Imaginer, au début des années 1980, en découvrant le premier Evil Dead, que son réalisateur Sam Raimi soit un jour amené à travailler avec Disney – voilà qui aurait été difficile. Certes, le réalisateur a évolué depuis, dans la direction plus consensuelle mais certainement pas indigne des Spider-Man, certes, Tim Burton lui-même a su passer outre la main de fer à trois doigts gantée de blanc, malgré tout, le résultat demeure : Raimi n’a pas survécu à sa rencontre avec l’usine à rêve. Dommage pour les uns, qui ont aimé sa nouvelle carrière hollywoodienne, dommage pour les autres, qui ont vu Jusqu’en Enfer comme un salutaire retour aux sources.
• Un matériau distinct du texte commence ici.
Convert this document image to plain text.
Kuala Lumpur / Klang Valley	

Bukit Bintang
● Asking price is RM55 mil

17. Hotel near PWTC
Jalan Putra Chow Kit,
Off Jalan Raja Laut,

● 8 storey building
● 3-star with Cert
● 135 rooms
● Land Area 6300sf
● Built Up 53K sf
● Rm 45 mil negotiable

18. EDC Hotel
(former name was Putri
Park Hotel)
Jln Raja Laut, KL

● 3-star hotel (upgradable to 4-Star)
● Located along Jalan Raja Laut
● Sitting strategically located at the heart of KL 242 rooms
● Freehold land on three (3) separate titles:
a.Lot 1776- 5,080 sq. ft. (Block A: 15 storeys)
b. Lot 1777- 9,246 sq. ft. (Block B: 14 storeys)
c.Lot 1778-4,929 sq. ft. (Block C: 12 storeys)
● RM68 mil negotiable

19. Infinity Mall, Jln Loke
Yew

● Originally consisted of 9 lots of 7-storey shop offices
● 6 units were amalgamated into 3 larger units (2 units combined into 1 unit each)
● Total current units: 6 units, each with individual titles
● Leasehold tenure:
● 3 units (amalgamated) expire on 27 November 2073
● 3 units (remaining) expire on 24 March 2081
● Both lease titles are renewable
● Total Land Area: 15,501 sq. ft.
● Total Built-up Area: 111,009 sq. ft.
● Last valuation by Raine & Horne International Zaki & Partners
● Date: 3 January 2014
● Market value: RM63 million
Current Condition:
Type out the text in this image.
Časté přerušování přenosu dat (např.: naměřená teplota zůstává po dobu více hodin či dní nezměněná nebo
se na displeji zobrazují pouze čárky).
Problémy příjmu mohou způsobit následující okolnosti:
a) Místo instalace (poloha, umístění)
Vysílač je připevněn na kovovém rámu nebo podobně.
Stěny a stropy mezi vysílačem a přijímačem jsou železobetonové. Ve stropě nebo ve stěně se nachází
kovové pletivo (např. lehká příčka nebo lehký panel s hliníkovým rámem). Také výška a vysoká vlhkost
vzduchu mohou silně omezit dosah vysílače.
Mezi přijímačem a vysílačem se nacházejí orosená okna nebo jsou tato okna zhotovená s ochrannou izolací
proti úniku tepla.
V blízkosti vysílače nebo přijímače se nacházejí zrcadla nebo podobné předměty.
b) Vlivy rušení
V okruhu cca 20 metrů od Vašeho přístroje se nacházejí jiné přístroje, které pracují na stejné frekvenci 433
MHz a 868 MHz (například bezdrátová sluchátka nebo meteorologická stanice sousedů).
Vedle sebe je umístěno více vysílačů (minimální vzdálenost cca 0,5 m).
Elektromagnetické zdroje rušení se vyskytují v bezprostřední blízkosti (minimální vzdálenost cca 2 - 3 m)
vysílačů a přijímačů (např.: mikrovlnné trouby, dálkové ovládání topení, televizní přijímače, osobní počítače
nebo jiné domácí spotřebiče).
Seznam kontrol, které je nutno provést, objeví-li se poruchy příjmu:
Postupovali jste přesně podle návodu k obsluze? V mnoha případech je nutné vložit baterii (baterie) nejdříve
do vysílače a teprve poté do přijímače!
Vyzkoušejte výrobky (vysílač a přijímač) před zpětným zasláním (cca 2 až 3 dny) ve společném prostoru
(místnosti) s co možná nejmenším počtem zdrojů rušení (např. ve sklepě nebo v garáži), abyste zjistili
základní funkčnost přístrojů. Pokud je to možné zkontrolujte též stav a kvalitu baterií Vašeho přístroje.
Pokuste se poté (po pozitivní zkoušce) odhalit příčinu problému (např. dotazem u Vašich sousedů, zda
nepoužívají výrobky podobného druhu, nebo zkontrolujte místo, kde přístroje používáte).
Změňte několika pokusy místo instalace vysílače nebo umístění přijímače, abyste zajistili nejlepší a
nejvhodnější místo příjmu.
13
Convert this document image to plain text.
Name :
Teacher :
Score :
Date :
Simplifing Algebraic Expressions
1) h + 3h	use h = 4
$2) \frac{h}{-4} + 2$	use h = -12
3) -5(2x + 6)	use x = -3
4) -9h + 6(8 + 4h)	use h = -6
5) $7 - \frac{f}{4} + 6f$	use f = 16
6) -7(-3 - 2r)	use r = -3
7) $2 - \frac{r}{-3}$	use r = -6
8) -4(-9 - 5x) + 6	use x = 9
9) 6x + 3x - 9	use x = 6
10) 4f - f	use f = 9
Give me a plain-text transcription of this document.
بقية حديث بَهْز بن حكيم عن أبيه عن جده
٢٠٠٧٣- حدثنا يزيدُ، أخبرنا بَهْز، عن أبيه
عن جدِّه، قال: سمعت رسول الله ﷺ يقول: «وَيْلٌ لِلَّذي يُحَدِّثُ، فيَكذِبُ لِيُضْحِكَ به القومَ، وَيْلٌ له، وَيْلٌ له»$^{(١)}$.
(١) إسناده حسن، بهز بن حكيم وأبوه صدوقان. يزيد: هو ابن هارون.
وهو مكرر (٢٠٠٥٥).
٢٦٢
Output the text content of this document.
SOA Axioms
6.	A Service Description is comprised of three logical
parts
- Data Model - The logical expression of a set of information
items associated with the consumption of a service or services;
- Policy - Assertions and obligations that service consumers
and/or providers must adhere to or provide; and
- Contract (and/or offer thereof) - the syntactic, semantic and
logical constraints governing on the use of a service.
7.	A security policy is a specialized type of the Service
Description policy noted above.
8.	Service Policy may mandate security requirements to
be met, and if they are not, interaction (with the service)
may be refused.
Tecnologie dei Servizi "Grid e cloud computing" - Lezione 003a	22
Pour tout cela, blâmons George Méliès. Il y a quelques mois, déjà, Martin Scorsese sortait radicalement des sentiers (pourtant fort larges) qu’il avait l’habitude de battre pour réaliser Hugo Cabret. Aveuglé par l’opportunité de rendre hommage à Méliès, notre ancêtre à tous, spectateurs comme professionnels du cinéma, Scorsese livrait un conte pataud, aux charmes rococo d’autant plus discutables que le livre dont Cabret est issu, de Brian Selznick, était en partie storyboardé, et servi tout cuit. Le prologue d’Oz semble être pour Sam Raimi ce que le flash-back aux origines de Méliès a été pour Scorsese : le moment de grâce du film. Rognant sur les côtés de son écran (qui s’élargit en arrivant à Oz), Raimi en profite d’ailleurs pour réaliser la meilleure 3D jamais vue à l’écran, puisqu’elle dépasse le cadre, une idée qu’il est, semble-t-il, le seul à avoir su exploiter. Dans un noir et blanc fleurant la nostalgie d’un cinéma du passé à plein nez, Raimi évoque un Texas du début du XXième siècle crédible, teinté du Browning de Freaks autant que de Méliès, où l’on distingue même sa passion pour les personnages hauts en couleur. Cela dure jusqu’à l’arrivée de la tornade, la même qui reviendra enlever Dorothy dans Le Magicien d’Oz.
Et là, catastrophe : avec son écran, le champ des possibles s’élargit pour Raimi sans qu’il sache s’en dépêtrer, plongeant un James Franco ahuri dans un monde tout en images virtuelles. Danny Elfman, à la musique, aidant, nous voilà semble-t-il replongé dans le monde surchargé d’Alice aux pays des merveilles. Rapidement, pourtant, Oz affirme ses spécificités : son univers chamarré est plus lumineux et surtout plus lisse, propret, que celui de Burton. Mais où est donc passé Sam Raimi ? Non que l’on ait espéré le retour du fou furieux des Evil Dead, mais tout de même… Remarquablement mal à leur aise devant les fonds verts, James Franco et Rachel Weisz récitent leur texte sans croire un instant au monde avec lequel ils sont censés interagir. Michelle Williams se demande ce qu’elle fait là, et nous aussi, tandis que Mila Kunis s’en donne à cœur joie dans ce qui reste le seul personnage pourvu d’un peu d’épaisseur de tout le film – le seul dans lequel on retrouve un peu de Sam Raimi, que ce soit celui des Spider-Man ou celui des Evil Dead. Le seul, également, qui semble avoir réussi à s’extirper du marasme narratif lénifiant et gentillet de l’univers d’Oz…
Sur le papier, placer Raimi aux commandes du prologue au Magicien d’Oz, avec son monde fantastique ouverts à tous les excès, était une idée follement excitante. Une fois à l’écran, pourtant, ne demeure qu’une grosse mécanique industrielle dans les vapeurs de laquelle la personnalité de Sam Raimi semble noyée, un assemblage de performances artistiques et techniques hétéroclites dont est absente la plus élémentaire passion – encore une fois, Mila Kunis exceptée. La mainmise de Disney aura-t-elle été trop forte, Raimi voulait-il se faire pardonner la réjouissante et régressive escapade Jusqu’en Enfer ? Voire, Raimi serait-il définitivement un cinéaste rangé, avalant couleuvre sur couleuvre pour le simple plaisir de s’essayer à la 3D avec un budget adapté ? Espérons que non – car voilà un comportement qui décevrait à n’en pas douter ce grand rêveur de Méliès.